Le travail d’Yslaire est original en ce qu’il permet l’illustration de l’élaboration d’une nouvelle société, politique et culturelle. Le dessin, qui est donc en lui-même une mise en abîme, s’articule autour d’une tension intéressante, entre l’esquisse et l’image aboutie. L’espace est souvent esquissé, comme si la Révolution n’était que passagère, éphémère. Cette notion du provisoire, d’une construction « en cours » s’oppose dans le dessin aux œuvres incrustées. Elles sont donc leur contraire, la pérennité de l’Art, l’incarnation de l’Histoire. Ainsi, dans le dessin, on perçoit cette tension entre le présent fugace, rapide (il suffit de constater le crayonnage qui entoure la table du comité de Salut public page 17) qui « dévore ses propres enfants » et le déjà passé qui se cristallise dans la représentation pour la postérité. Enfin, cette présence de l’esquisse et du collage dans le dessin donne une dimension de « bricolage » aux événements révolutionnaires, l’élaboration d’une nouvelle culture induit une réappropriation du déjà existant (la thématique antique par exemple qu’on retrouve dans la présence de nombreuses statues dédaliques, ou encore dans Le sommeil d’Endymion de David, planche 8).

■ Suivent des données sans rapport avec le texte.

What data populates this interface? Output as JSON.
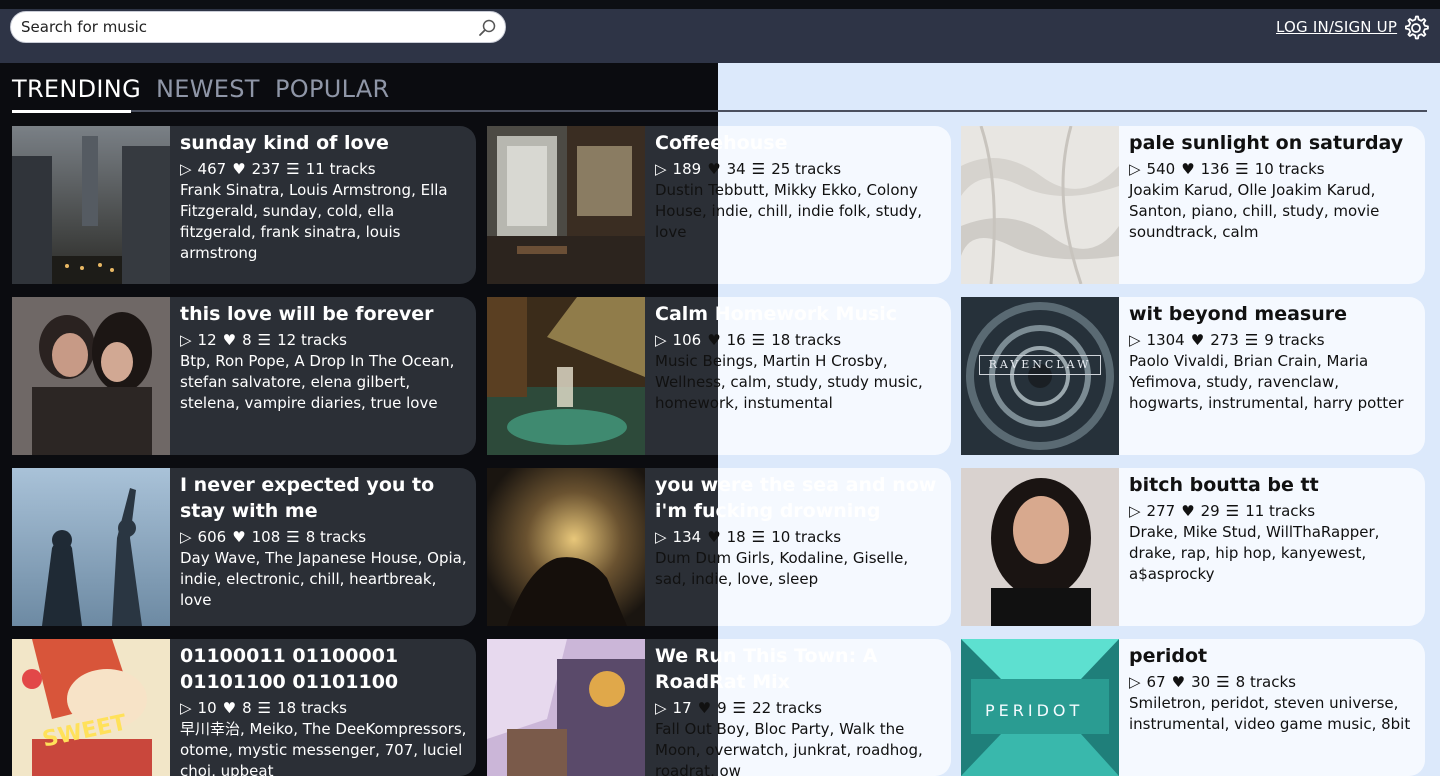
{
  "search": {
    "placeholder": "Search for music"
  },
  "header": {
    "login_label": "LOG IN/SIGN UP"
  },
  "tabs": [
    {
      "label": "TRENDING",
      "active": true
    },
    {
      "label": "NEWEST",
      "active": false
    },
    {
      "label": "POPULAR",
      "active": false
    }
  ],
  "playlists": [
    {
      "title": "sunday kind of love",
      "plays": "467",
      "likes": "237",
      "tracks": "11 tracks",
      "tags": "Frank Sinatra, Louis Armstrong, Ella Fitzgerald, sunday, cold, ella fitzgerald, frank sinatra, louis armstrong"
    },
    {
      "title": "Coffeehouse",
      "plays": "189",
      "likes": "34",
      "tracks": "25 tracks",
      "tags": "Dustin Tebbutt, Mikky Ekko, Colony House, indie, chill, indie folk, study, love"
    },
    {
      "title": "pale sunlight on saturday",
      "plays": "540",
      "likes": "136",
      "tracks": "10 tracks",
      "tags": "Joakim Karud, Olle Joakim Karud, Santon, piano, chill, study, movie soundtrack, calm"
    },
    {
      "title": "this love will be forever",
      "plays": "12",
      "likes": "8",
      "tracks": "12 tracks",
      "tags": "Btp, Ron Pope, A Drop In The Ocean, stefan salvatore, elena gilbert, stelena, vampire diaries, true love"
    },
    {
      "title": "Calm Homework Music",
      "plays": "106",
      "likes": "16",
      "tracks": "18 tracks",
      "tags": "Music Beings, Martin H Crosby, Wellness, calm, study, study music, homework, instumental"
    },
    {
      "title": "wit beyond measure",
      "plays": "1304",
      "likes": "273",
      "tracks": "9 tracks",
      "tags": "Paolo Vivaldi, Brian Crain, Maria Yefimova, study, ravenclaw, hogwarts, instrumental, harry potter"
    },
    {
      "title": "I never expected you to stay with me",
      "plays": "606",
      "likes": "108",
      "tracks": "8 tracks",
      "tags": "Day Wave, The Japanese House, Opia, indie, electronic, chill, heartbreak, love"
    },
    {
      "title": "you were the sea and now i'm fucking drowning",
      "plays": "134",
      "likes": "18",
      "tracks": "10 tracks",
      "tags": "Dum Dum Girls, Kodaline, Giselle, sad, indie, love, sleep"
    },
    {
      "title": "bitch boutta be tt",
      "plays": "277",
      "likes": "29",
      "tracks": "11 tracks",
      "tags": "Drake, Mike Stud, WillThaRapper, drake, rap, hip hop, kanyewest, a$asprocky"
    },
    {
      "title": "01100011 01100001 01101100 01101100",
      "plays": "10",
      "likes": "8",
      "tracks": "18 tracks",
      "tags": "早川幸治, Meiko, The DeeKompressors, otome, mystic messenger, 707, luciel choi, upbeat"
    },
    {
      "title": "We Run This Town: A RoadRat Mix",
      "plays": "17",
      "likes": "9",
      "tracks": "22 tracks",
      "tags": "Fall Out Boy, Bloc Party, Walk the Moon, overwatch, junkrat, roadhog, roadrat, ow"
    },
    {
      "title": "peridot",
      "plays": "67",
      "likes": "30",
      "tracks": "8 tracks",
      "tags": "Smiletron, peridot, steven universe, instrumental, video game music, 8bit"
    }
  ],
  "art_text": {
    "ravenclaw": "RAVENCLAW",
    "peridot": "PERIDOT",
    "sweet": "SWEET"
  },
  "colors": {
    "header": "#2e3446",
    "dark_card": "#2b2f36",
    "light_card": "#f5f9ff",
    "light_bg": "#dce9fb",
    "dark_bg": "#0b0c10"
  }
}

Une seconde dimension s’offre à l’analyse autour de la question de la représentation : celle de la sacralité. A partir de la mort du roi, cette mort du père sur laquelle insiste Lynn Hunt, induit une nouveauté dans le rapport à la sacralité et crée de nouveaux enjeux politiques. Ainsi vont s’établir des liens étroits entre création d’une sacralité, pérennité et stabilité politique et production des images. Ce ciel « trop vide » dont parle Robespierre au début de l’ouvrage semble être propice à l’élaboration d’un renouveau sacral. Le ciel au dessus du Louvre présente ici une complexité intéressante. La base du récit est la production d’une représentation de l’Etre Suprême par David. Les œuvres de l’artiste parsèment les pages comme un palimpseste artistique où représenter le Père devient problématique et impossible. Les révolutionnaires se posent comme frères, unis par un serment fondateur. Cette dimension d’une sacralité originelle est incarnée par Le Serment des Horaces de David qui revient plusieurs fois en filigrane dans la bande dessinée. Mais les auteurs vont plus loin et mettent en avant la production de la sacralité à travers le portrait de Marat, mais aussi ceux de Le Pelletier, de Viala et enfin de Bara. Ce dernier, qui est le fil rouge de l’intrigue, ce portrait inachevé, se confond dans le récit avec la recherche de David de la représentation de l’Être Suprême. On comprend donc ici cette complexité induite par les auteurs entre production des images des martyrs dans un but politique et recherche imagée d’un Père sacré. Cette confusion voulue et convenue nous amène à nous interroger sur le rôle de Jules Stern dans le récit.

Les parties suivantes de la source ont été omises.